Só então o primeiro percebe minha presença e me lança um olhar de desprezo, antes jogar o segundo mais uma vez contra o armário e sair impetuosamente enquanto o outro se abaixa tranquilamente para pegar um livro caído e por em sua mochila.

É impossível não se admirar com sua frieza. Mesmo sangrando, enquanto o outro garoto o agredia, ele não lutava nem tentava se proteger. E dava para perceber um pequeno sorriso em seu rosto. 

— Não foi esperto dizer aquilo. — digo, antes de estender a mão para lhe entregar um lenço, que ele aceita. 

— Sim, e se envolver em discussões alheias não é sinal de muita inteligencia.

Ponto para ele.

Cruzo os braços me perguntando mentalmente se seria errado eu lhe dar um olho roxo combinando com o nariz machucado e simplesmente ir para a aula.

— Desculpe, não quis ser rude.

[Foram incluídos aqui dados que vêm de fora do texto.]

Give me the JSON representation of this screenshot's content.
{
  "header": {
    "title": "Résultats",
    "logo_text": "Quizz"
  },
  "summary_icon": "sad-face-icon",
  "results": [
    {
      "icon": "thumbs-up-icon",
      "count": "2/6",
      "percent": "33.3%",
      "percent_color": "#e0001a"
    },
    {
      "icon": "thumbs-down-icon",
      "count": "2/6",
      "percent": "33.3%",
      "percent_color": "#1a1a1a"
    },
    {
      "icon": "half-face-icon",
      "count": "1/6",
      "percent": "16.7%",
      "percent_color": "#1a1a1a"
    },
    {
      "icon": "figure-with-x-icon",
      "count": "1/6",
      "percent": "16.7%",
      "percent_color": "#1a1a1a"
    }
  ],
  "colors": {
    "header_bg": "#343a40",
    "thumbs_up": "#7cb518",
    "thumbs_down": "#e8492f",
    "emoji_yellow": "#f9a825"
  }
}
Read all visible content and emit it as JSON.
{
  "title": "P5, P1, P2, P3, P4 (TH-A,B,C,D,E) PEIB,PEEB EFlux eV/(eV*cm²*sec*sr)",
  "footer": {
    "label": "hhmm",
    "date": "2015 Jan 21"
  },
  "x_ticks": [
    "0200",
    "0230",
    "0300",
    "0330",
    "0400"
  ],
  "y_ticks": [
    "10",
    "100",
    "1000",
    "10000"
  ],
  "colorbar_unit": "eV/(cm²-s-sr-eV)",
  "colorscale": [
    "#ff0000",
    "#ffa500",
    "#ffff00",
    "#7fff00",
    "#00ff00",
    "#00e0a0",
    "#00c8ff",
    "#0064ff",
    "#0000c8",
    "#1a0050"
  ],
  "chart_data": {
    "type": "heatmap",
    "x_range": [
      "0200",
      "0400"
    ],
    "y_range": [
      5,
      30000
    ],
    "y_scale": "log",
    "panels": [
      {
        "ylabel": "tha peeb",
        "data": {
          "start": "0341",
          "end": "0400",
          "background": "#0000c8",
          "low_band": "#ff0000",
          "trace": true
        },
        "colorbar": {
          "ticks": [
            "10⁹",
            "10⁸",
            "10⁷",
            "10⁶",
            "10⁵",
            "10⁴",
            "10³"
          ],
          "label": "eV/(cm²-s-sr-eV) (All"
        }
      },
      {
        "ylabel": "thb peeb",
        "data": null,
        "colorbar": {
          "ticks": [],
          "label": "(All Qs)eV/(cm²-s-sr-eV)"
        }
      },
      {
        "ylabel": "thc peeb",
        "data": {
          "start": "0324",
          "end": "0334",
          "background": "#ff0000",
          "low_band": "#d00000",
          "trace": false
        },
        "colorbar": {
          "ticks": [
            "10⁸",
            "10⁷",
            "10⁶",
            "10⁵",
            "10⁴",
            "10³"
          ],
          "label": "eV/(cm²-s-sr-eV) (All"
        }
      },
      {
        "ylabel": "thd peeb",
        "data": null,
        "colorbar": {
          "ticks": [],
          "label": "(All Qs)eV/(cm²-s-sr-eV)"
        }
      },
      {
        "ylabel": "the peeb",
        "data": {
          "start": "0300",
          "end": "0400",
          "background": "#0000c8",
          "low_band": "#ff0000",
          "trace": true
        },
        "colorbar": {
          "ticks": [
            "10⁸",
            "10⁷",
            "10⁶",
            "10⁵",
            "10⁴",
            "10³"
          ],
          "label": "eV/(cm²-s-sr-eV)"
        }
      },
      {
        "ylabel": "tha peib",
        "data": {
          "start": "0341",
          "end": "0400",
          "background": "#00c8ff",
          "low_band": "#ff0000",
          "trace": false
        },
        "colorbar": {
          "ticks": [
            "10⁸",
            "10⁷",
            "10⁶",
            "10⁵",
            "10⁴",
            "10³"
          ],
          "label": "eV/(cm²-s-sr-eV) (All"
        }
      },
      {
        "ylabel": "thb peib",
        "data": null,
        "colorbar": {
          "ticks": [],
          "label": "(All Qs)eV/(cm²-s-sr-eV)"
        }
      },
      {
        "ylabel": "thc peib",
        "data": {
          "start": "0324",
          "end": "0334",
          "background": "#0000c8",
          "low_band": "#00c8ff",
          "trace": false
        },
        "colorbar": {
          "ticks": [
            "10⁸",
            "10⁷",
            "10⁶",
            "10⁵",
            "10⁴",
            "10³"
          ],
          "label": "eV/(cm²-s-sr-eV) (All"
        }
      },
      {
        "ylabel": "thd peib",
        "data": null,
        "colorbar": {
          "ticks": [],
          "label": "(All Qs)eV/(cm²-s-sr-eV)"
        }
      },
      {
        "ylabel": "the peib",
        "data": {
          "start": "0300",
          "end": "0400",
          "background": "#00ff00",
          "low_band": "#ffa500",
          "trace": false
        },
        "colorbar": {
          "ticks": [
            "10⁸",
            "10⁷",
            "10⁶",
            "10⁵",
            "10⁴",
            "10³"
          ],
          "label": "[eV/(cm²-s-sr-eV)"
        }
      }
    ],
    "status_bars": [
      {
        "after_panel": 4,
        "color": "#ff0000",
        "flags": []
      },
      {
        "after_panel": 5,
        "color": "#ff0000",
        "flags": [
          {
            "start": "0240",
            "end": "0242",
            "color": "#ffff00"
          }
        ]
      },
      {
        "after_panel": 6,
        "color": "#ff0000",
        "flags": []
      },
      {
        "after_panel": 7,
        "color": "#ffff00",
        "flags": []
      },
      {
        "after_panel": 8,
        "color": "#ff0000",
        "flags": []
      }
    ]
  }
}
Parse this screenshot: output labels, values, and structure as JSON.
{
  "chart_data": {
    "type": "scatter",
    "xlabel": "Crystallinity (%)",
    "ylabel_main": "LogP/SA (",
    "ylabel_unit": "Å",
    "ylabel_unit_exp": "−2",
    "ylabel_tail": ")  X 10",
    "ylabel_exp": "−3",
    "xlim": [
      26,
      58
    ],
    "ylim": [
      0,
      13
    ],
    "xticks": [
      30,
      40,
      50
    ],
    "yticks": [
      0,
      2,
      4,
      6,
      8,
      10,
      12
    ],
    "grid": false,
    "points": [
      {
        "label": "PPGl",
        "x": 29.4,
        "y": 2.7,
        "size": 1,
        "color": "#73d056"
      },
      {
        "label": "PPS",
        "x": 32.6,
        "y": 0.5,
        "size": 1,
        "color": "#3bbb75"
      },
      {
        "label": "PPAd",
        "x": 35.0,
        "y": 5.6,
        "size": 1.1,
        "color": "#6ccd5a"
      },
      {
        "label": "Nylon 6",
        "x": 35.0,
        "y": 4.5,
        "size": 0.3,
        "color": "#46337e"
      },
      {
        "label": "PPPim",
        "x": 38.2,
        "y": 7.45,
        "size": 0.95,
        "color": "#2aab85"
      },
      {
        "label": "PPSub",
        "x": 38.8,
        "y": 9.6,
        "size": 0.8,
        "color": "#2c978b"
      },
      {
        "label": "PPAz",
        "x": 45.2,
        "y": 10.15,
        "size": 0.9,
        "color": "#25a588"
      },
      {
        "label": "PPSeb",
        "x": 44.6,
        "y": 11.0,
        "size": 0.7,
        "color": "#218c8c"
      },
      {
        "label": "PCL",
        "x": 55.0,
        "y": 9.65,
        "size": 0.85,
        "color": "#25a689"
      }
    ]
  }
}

Mas não devia ter se envolvido nisso.

Ele se apoia contra o armário meio amassado limpando o sangue e eu aproveito para estuda-lo.

Apesar do nariz machucado, o desgraçado era exatamente o tipo que Sally chamaria de deus do sexo. Talvez eu entenda um pouco os motivos da tal Megan.

Alto, cabelos num tom muito escuro de castanho,olhos angulares na mesma cor, e uma boca bem desenhada que deixariam qualquer garota tentada. Um corpo magro e definido escondido debaixo de uma camisa social, jeans e botas pretas.

Ele sente meu olhar sob si e me encara por algum tempo, o rosto ilegível.

Então o sinal toca, para a mudança de turnos e eu sou a primeira a quebrar o contato visual.

— Enfermaria, terceiro corredor a esquerda. Devia dar uma olhada nisso aí.

— Bem... Meus agradecimentos. — murmura fazendo uma pequena revência, antes de se afastar preguiçosamente.

 

—... Nos animais mais evoluídos, os receptores especializados constituem a base...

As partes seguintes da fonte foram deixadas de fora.